Posturing, greed and the loss of Fury v Joshua

By Hector T. Morgan

Anthony Joshua’s humbling defeat to Oleksandr Usyk didn’t steal a unification bout from him, or his contemporary, Tyson Fury despite the persuasive narrative that it did. Boxing’s usual follies and the greed of one or both parties deprived the fans of the most enticing fight available several months ago. The two protagonists will one day look back wistfully to the moment, or moments, when they allowed the fight to slip away in the pursuit of an ever larger purse they will never have time to spend. Hipsters will point to the overdue Welterweight pairing of Errol Spence and Terence Crawford as the bout boxing actually needs the most, and there is merit in the argument, but heavyweights remain the premier attraction and the measure by which most eras are judged.

A fact that informs the greed that enveloped the potential fixture and permitted the contracted trilogy bout between Fury and Wilder to encroach and supersede the richest fight boxing could make.

And though fans may one day witness the two face each other, it will forever be diminished by the passage of time and the two defeats Joshua has now collected.

To rebuild the fight to the pristine peak of its 2020/21 profile will take too long given the truth of modern day boxing; that fighters only box twice a year. A reality that may have hindered Joshua during his two title reigns. As a fighter with shallow, though exalted, Amateur background, Joshua was propelled to title level ahead of schedule and there is a sense that the exuberance and aggression of his early success has been polished out in a bid to make him a more rounded fighter. In the process, much of what took him to victories against Charles Martin for the title, then a totemic triumph over Wladimir Klitschko, has been lost.

A Fury v Joshua bout will always sell, whenever it comes to pass, but it will need a rematch victory and perhaps another dominant display from a resurgent Joshua to encourage fans and sport bettors to consider Joshua competitive. Those two victories, if Joshua can secure them, will likely take any prospective Fury bout into late 2022. It is an elusive fixture.

At one point, according to Joshua’s promoter Eddie Hearn, a showdown between the heavyweights was a ‘done deal’, said to take place this summer. In fact, if facts still exist, contracts were signed at the beginning of 2021 and a location was even confirmed.  There is much in boxing promotion that is a triumph of semantics over substance but that was the accepted story back in the Spring/Summer.

However, various things have changed since, and many people are now wondering whether this fight will ever take place. Deontay Wilder will now be Fury’s next fight, while Joshua must review his preparations and the arc of his recent performances and contemplate whether he has the desire to rebuild and the right environment and personnel to do so. Defeats should not be the end of a fighter, nor diminish them unduly in the eyes of fans but it is entirely fair to judge a fighter by the performances they deliver. In that light, Joshua has much to recapture if he is to find redemption ahead.

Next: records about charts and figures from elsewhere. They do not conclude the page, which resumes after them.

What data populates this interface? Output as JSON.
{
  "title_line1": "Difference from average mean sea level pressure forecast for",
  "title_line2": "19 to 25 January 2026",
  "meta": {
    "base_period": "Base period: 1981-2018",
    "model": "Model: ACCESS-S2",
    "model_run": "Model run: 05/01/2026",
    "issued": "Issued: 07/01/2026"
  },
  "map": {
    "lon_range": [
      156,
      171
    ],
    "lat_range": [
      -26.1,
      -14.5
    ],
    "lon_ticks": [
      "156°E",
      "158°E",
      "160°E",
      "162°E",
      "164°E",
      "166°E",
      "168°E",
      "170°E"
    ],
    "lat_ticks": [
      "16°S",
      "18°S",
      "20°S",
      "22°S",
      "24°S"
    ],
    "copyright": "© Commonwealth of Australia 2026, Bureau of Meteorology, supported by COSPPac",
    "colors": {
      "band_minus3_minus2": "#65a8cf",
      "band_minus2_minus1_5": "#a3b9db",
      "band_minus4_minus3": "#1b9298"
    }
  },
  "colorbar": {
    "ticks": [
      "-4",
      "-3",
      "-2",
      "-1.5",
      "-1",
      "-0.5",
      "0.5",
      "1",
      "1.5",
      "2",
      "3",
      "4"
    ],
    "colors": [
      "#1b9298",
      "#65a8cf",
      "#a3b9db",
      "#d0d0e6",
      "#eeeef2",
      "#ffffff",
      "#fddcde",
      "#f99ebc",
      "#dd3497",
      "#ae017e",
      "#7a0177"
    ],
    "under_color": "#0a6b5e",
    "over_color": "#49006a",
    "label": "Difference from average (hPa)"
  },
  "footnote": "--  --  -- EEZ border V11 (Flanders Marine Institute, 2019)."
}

He remains a box office phenomenon, one that will likely survive this setback. Boxing loves a comeback after all. His popularity will endure, despite slipping to 100/1, according to the outright boxing betting markets, for the BBC SPOTY, an award he has contended for in the past when his most famous victories and transcendent appeal brought him recognition beyond boxing.

What Could Have Been 

Optimistic observers will point to the fluctuating prospects of the fight and encourage faith in the fight coming to pass, after all, there was a time when Fury was inactive, troubled and morbidly obese and yet three years later he now stands as the consensus number one. Time doesn’t wait, and with both men now in their thirties, the zenith of their respective careers may already have passed.

For now, boxing fans and those who enjoy an investment in the outcome turn their attention to the Fury Wilder III. A rare occurrence in modern boxing, this trilogy bout was at first despised for interrupting the quest for Fury v Joshua, but now enjoys a renewed glow as fans remember that upsets can happen and Wilder, for all his technical deficiencies still boasts the ‘game-changer’; a right hand that can level buildings.

It is but a short wait for the next installment in the heavyweight story. Wilder vs Fury is set to take place in October at the T-Mobile Arena in Las Vegas.

One day, Fury and Joshua will happen, though historians will remind us that Lennox Lewis v Riddick Bowe never did, nor George Foreman v Larry Holmes or a selection of other mouthwatering bouts that escaped unresolved. As with all things in boxing, nothing is certain.

Which is part of its compulsive attraction.